Arezzo: Day 11

Arezzo: Day 11

We left Arezzo for Siena the next morning bright and early, where we visited the church of St. Catherine. This Franciscan church upheld the common theme between all Franciscan-style churches we had seen thus far, as in the style was quite plain, with little stained glass and not a lot of light coming into the church. However, the thing that made this Franciscan church unique was the display of St. Catherine’s head and thumb. Kirk had explained to us how the people of Siena had stolen her head and thumb from Rome, and when they left the city gates, the bag in which her remains were stored was checked by Roman officials. One of the miracles that St. Catherine had performed then took place; her remains turned into very flagrant flowers when the bag was checked, so the people of Siena were able to take her remains back to the city. Knowing all of this story made it so much more impactful to see when we walked up to the display. Following our walk inside the church, we walked through the Duomo of Siena, which resembled the Duomo in Florence. Kirk went on to explain that Florence responded economically to events such as the Black Plague much better than Siena, so their Duomo was thus completed faster and is larger than the Duomo in Siena. Though we did not get to walk inside the Duomo in Florence, we got to see the Duomo in Siena from the inside, and I was amazed at how different it was than how I imagined it would be. The large columns almost reminded me of candy canes, but instead of red stripes, they were a sort of basalt-black color. I was overwhelmed by the recurring gold, black, and marble I saw just about everywhere I looked. This church really surprised me by its hidden grandeur, as I would not have really expected the inside of the church to be this nice.

After the Duomo, a group of us ate at an authentic Sienese restaurant that served pici, which is thicker spaghetti-like noodle, with wild boar meat sauce, or cinghiale. Kirk said that this dish is unique to Siena, so I was all in to try it. Needless to say, as I really had not eaten a bad meal in Italy, this pasta and meat sauce was the best pasta and meat sauce combination I had had in Italy. Though I find it difficult to not like a pasta dish, this meal was especially memorable.

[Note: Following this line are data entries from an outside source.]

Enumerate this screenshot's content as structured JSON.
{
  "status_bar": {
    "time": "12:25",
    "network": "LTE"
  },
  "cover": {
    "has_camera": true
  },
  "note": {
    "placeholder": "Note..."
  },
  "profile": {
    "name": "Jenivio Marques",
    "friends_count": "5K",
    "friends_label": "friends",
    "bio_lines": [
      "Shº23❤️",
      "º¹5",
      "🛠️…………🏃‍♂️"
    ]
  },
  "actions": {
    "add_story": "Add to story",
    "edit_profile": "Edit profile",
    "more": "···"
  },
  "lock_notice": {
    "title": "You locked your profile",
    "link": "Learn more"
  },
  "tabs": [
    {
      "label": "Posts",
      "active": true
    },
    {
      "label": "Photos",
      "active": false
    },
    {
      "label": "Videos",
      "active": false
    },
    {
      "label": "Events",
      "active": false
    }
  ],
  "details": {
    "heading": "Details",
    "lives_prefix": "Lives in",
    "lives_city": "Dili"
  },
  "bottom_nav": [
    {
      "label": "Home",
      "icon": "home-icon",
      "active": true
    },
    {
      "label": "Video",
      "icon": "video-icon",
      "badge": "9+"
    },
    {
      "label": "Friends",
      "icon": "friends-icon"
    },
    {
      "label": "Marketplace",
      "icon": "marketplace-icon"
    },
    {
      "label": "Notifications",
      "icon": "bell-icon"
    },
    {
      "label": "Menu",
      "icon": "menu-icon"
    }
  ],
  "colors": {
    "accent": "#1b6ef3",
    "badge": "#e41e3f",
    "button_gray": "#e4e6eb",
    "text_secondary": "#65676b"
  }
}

A torrential downpour started right as we finished our meal, so we met up with the rest of our group and walked back to our bus for a 3 1/2 hour bus ride to Rome. Sadly, this was the one day I left my rain jacket on the bus, so I was thoroughly soaked by the time we made it to the bus. The views on the bus ride through the Tuscan countryside and into Lazio, the region in which Rome is found, was beautiful. There were so many rolling hills mixed with flat farm fields, and the occasional small city. I found this ride to be a great dichotomy to the city that we were about to enter: Rome. Upon arrival, I was impressed by the structure and organization of the city and its streets.

Our entire PCS group went to our Rome welcome dinner after settling into our hotel rooms. This meal entailed three courses, the first consisting of rigatoni and meat sauce, steak and green beans, and a sort of strawberry shortcake. And with that meal completed, our first night in Rome had come to an end.